I always turn on the highest log level unless there is a very strong performance reason against doing so. I have been able to resolve a lot of issues over the years because I had good logging when something went wrong.
I don't really see alerts as logging. They are an integral part of the application's behavior.
Give me three levels of logging, 1, 2, and 3, and then warning, and error. Maybe allow to mix and match them, if this makes sense (the typical nomenclature makes them all mutually exclusive, which is dumb).
There are your five levels.
Alternatively, each is a flag in a number so that they can be combined, with FATAL being 1 or 16 depending on priority vs. importance.
I would argue that the names do indeed suffice to tell you their "level" - TRACE is the noisiest, least important, least priority level. DEBUG is next, followed by INFO, WARN, ERROR, FATAL.
Info, Warning, and Error are degrees of Success or Fatal/Severe.

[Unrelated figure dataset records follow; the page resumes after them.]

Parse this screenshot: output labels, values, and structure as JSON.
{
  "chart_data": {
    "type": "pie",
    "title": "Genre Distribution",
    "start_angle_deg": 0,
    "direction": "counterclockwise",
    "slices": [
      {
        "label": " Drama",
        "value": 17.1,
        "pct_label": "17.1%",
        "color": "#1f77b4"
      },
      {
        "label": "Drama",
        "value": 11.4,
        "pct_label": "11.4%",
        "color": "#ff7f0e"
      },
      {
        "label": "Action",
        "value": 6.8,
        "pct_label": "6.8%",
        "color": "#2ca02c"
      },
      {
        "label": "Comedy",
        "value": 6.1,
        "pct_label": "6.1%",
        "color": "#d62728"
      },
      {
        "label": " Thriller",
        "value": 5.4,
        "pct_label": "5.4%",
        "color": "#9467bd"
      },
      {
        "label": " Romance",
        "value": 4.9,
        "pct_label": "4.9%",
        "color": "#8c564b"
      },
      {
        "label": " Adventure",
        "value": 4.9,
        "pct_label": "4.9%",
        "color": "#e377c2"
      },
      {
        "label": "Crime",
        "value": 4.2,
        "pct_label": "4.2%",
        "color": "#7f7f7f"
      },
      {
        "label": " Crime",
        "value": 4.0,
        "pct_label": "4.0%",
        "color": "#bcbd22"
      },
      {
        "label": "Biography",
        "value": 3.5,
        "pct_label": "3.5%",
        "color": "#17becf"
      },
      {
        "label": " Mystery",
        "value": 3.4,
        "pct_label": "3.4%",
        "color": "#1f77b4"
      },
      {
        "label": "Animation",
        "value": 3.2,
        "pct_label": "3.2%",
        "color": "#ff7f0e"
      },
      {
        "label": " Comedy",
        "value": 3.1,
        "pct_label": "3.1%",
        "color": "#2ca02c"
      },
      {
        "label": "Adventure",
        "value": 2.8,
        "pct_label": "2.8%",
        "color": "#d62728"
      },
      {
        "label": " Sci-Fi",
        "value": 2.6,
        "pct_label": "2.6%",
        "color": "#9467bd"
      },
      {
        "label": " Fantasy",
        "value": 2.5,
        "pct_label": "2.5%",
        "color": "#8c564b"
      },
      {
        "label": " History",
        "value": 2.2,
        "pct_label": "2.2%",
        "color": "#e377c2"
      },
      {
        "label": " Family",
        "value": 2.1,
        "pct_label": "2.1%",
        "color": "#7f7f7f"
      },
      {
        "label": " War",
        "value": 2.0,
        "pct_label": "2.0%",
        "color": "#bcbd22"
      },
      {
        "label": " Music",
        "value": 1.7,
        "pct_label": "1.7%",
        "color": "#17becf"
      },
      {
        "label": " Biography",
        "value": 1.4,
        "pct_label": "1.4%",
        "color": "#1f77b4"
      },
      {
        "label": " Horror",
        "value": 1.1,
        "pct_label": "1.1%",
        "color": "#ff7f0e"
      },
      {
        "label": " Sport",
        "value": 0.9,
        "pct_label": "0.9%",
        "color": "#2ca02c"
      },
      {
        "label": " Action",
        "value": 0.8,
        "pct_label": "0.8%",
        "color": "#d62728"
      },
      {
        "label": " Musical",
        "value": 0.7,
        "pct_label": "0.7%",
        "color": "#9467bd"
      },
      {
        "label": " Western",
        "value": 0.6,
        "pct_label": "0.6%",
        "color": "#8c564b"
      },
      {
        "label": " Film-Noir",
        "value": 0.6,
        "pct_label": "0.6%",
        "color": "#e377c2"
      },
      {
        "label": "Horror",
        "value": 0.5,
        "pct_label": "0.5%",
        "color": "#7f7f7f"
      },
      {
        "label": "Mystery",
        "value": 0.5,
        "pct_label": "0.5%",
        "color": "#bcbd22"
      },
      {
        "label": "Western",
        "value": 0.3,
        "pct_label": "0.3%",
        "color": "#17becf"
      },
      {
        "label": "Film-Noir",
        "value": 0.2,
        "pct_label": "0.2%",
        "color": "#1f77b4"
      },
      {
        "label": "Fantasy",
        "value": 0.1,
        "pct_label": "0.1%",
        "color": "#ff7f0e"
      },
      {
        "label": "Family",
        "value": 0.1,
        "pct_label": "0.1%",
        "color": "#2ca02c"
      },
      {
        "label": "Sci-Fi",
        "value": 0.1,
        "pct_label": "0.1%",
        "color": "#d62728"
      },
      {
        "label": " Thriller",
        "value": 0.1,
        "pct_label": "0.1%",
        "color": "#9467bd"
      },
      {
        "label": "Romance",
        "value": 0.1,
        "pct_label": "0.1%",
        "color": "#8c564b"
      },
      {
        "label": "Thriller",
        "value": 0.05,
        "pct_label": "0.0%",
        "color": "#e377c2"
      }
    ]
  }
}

The status would then be logged in a structured manner that shows a facility code, serverity, message.
The multiple levels are nice, especially for logging errors in production and tracking general information of your software. But in development, logging is often about tracking a particular aspect in your code. You need something that logs to a particular aspect that you are working on, and then can turn off that aspect once you move on. In the future, you often find yourself back to debug and need to flip that aspect back on again.
Summary: Log levels of info, warn and error all have a place. Logging to aspects is valuable during development, easy to turn off for production and useful when returning to debug.
We had to roll back an upgrade last month because one nonfatal (but still pretty bad) problem was generating a ridiculous amount of log entries. We had no way to turn it off or throttle it, so we rolled back.
I have fantasized for years about a programming language with a small runtime that supports instrumentation of the code, not just for debugging and profiling, but for logging as well. Logging becomes a set of conditional breakpoints stored with or at least near the code and you can tweak them individually.
Something akin to applying the 80/20 rule to Aspect Oriented Programming.
We fake this by implementing logging frameworks that try to short circuit out cheaply. But it really only pays off if you can marshal the arguments to the logger very cheaply, and you still have problems with third party code, which can't know that you've got workarounds for problems they consider to be fatal, and are therefore so noisy at the WARN or INFO log levels that you can't see your own log entries (Apache Foundation, I'm looking at you).
I meant support for running systems, not local development.
There is a lot more going on with them than you might realize. Not sure how coupled it is to the nodejs/kubernetes/Azure stuff they have built into VSCode, but it seems like a working example of the future. Sorta like time travel debugging in node-chakracore.
Windows has this facility called EWT that lets you setup all sorts of eventing/tracing that is actually not present(the calls) in the code unless the EWT facility injects the code necessary to enable it into the running process. This allows you to dynamically enable and disable event sources based on stuff like.. whether or not something is currently subscribing to it. Worth looking into just for the sheer amazement of it if you are not a Windows developer and familiar with it.